Nel 1977, durante una campagna di scavi, è stata rinvenuta una statuetta in bronzo alta 32 centimetri, nota come "Dio Ignudo di Atessa", raffigurante una divinità maschile. Le successive indagini archeologiche hanno portato alla luce un témenos, ovvero un recinto sacro, all'interno del quale sono emersi i resti di un tempietto in antis con pareti decorate e pavimenti in opus signinum, una tecnica di rivestimento tipica dell'epoca romana.
Gli scavi hanno rivelato anche pavimentazioni disposte a spina di pesce, due basi di colonne e numerosi frammenti di terracotta rosa con decorazioni in vernice nero-bruna. Tra i reperti più significativi figurano un catino decorato con un serpente, una testa di cavallo, manufatti in bronzo e ferro, una moneta e la base di una statua in bronzo. Questi ritrovamenti confermano la funzione cultuale del sito e la sua rilevanza nel contesto religioso e sociale dell'antichità.
Sito archeologico delle Terme di Vasto (Ch)
Le Terme di Vasto, situate nell'antica Histonium, rappresentano il più grande complesso termale della fascia adriatica dell'Italia centro-meridionale, con un'estensione di circa 250 m². Gran parte del sito archeologico resta ancora sepolta sotto la strada Adriatica e la chiesa di Sant'Antonio, lasciando intuire l'imponenza originaria della struttura e il suo ruolo centrale nella vita della città romana.
Gli scavi, avviati dalla Soprintendenza di Chieti dopo la frana del 1956 in via Adriatica, hanno portato alla luce nel 1973-1974 il complesso termale in laterizio, databile al II secolo d.C. Le indagini hanno rivelato ambienti di notevole pregio architettonico, con pavimenti a mosaico e in marmo, testimoniando la raffinatezza e il benessere raggiunti dalla città di Histonium durante l'apogeo imperiale.
Per agevolare i lavori di scavo, venne demolito l'ex convento dei Francescani annesso alla chiesa di Sant'Antonio di Padova. Finora sono emersi tre pavimenti decorati, due a mosaico e uno in marmo, di rara bellezza e in ottimo stato di conservazione. Il complesso, articolato su tre livelli che seguono il declivio naturale del terreno, si estende dalla chiesa di Sant'Antonio fino alla chiesa della Madonna delle Grazie, rappresentando uno degli esempi meglio conservati di architettura termale in Abruzzo.

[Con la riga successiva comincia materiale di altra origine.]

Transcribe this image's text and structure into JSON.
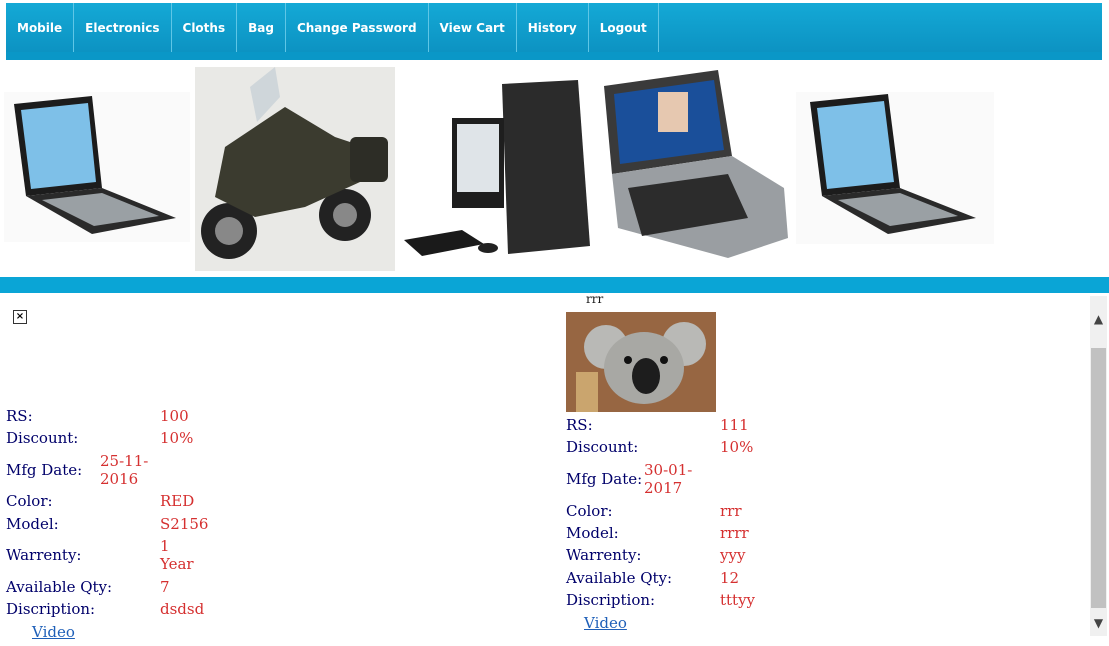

Sito archeologico di Trebula a Quadri (Ch)
Trebula è un sito archeologico situato nel comune di Quadri, in provincia di Chieti, appartenente alla sottotribù sannita dei Carecini. Il sito si estende su un declivio collinare sotto il campo sportivo, lungo la strada per Pizzoferrato, in via della Pace. Tra i resti archeologici figurano un teatro romano e la chiesa benedettina della Madonna dello Spineto, edificata in epoca medievale sui ruderi di un tempio italico.
L'origine del nome Trebula potrebbe derivare dal toponimo trebe o traebe, con riferimento a costruzioni realizzate in legno, oppure potrebbe indicare un casale. Un'epigrafe di età adrianea, rinvenuta sul sito, testimonia l'esistenza di un vicus di Trebula, che divenne municipio romano dopo la guerra sociale, insieme alle vicine Cluviae e Juvanum. I reperti archeologici, risalenti all'età augustea e al primo periodo imperiale, comprendono resti di un piccolo anfiteatro, di cui è stata riportata alla luce parte dell'arena.
Il tempio italico, probabilmente dedicato a Iuppiter Trebulanus, era orientato da nord a sud e si caratterizzava per un podio ancora visibile. Il lastricato della cella sacra mostra influenze dello stile ellenistico, diffuso dopo il 217 a.C. e durante il II secolo a.C. Le campagne di scavo condotte tra il 1990-91, il 1995 e il 2006-2009 hanno riportato alla luce tratti del recinto sacro in opera poligonale, restituendo un'immagine significativa del santuario e del sistema archeologico Sangro-Aventino, di cui Trebula rappresenta uno dei siti più rilevanti.